A Proactive Approach To Preventing Hypothermia

Pre-warming was the difference-maker in our quest to maintain normothermia in patients from pre-op to PACU.

Amy Yarbrough

Amy Yarbrough, BS, BSN, RN, CNOR

BIO

HOT TAKE
Pamela Bevelhymer, RN, BSN, CNOR
HOT TAKE Begin active warming in pre-op and continue it in the OR to prevent the significant initial temperature drop that redistribution hypothermia causes.

Patients who wait nervously for surgery in skimpy gowns always appreciate the effort you make to keep them warm and comfortable. They'd appreciate it even more if they knew inadvertent perioperative hypothermia has been linked to increased risk of wound infection, blood clotting disorders and cardiac events.

With those adverse events in mind, we reviewed a series of case records in our facility's electronic medical record to see how many patients were hypothermic (body temperature below 36°C) in the OR and in PACU. We focused on cases expected to last longer than 2 hours and those that leave large areas of skin surface exposed: open abdominal procedures, lateral hip revisions and anterior/posterior spinal fusions.

The chart review revealed we had a patient warming problem.

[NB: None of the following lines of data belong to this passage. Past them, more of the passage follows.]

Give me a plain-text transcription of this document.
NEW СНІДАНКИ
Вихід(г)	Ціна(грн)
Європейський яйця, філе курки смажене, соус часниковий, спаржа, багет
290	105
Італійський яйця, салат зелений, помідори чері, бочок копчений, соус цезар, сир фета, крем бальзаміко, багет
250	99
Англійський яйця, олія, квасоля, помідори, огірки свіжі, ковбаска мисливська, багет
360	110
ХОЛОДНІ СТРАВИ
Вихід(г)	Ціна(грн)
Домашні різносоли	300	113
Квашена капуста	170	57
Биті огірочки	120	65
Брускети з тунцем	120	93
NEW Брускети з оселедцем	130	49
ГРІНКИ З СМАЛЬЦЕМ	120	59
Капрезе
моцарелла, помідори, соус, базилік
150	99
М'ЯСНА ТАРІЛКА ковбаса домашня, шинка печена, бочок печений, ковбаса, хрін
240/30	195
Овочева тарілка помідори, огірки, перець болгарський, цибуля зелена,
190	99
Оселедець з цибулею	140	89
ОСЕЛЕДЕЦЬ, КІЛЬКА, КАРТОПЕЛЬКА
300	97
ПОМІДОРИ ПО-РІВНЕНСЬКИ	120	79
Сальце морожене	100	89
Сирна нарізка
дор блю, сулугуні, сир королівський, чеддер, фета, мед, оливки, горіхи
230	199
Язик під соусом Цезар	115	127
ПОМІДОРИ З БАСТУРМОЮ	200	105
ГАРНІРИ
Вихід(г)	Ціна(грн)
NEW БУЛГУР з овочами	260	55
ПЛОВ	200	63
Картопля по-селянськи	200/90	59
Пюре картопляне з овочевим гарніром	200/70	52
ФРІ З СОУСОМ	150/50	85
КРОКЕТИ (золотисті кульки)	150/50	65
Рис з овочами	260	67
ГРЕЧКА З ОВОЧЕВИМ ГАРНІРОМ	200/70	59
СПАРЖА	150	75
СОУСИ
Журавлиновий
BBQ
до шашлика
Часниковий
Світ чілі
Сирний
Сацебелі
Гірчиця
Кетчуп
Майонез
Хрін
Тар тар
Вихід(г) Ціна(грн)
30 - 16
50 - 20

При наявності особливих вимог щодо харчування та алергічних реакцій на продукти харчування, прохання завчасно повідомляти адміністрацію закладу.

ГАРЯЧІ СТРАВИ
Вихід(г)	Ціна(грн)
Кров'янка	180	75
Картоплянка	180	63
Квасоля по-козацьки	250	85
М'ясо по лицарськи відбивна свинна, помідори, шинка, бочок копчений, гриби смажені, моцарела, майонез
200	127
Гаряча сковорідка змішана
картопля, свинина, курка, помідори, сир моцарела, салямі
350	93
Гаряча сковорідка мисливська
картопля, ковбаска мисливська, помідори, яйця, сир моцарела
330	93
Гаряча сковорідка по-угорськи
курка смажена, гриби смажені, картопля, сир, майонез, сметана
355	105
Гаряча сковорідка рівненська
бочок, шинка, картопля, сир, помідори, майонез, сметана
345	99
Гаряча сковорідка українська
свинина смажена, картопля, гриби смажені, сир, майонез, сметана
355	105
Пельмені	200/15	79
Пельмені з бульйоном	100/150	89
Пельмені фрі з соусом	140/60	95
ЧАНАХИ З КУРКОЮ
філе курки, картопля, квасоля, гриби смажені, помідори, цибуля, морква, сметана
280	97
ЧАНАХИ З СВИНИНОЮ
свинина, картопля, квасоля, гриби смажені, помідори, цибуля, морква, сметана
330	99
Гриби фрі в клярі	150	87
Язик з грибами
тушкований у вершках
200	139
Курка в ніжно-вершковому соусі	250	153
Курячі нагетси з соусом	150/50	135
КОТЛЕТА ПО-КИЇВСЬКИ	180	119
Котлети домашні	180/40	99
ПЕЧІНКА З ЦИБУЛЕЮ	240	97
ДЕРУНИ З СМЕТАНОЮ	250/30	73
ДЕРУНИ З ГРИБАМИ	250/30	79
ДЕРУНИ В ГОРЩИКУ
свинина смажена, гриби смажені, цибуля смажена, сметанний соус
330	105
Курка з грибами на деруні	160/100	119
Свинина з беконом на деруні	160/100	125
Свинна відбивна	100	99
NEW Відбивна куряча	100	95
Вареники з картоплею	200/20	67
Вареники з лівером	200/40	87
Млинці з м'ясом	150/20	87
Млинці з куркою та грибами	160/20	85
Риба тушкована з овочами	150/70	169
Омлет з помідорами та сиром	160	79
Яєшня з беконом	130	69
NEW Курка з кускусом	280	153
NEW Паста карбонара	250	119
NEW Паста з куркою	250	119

It was most apparent in the OR, where 71% of initial and 46% of final temperature readings were below 36°C. The results were better in the PACU, where 11% of initial temperature readings didn't reach the target temperature for normothermia. Still, there was room for improvement in how well we warmed recovering patients.

We had identified the issue, but how could we fix it? Our first step was to take a closer look at our warming practices to determine how we could continue keeping patients comfortable during their stay and, more importantly, protect them from harm.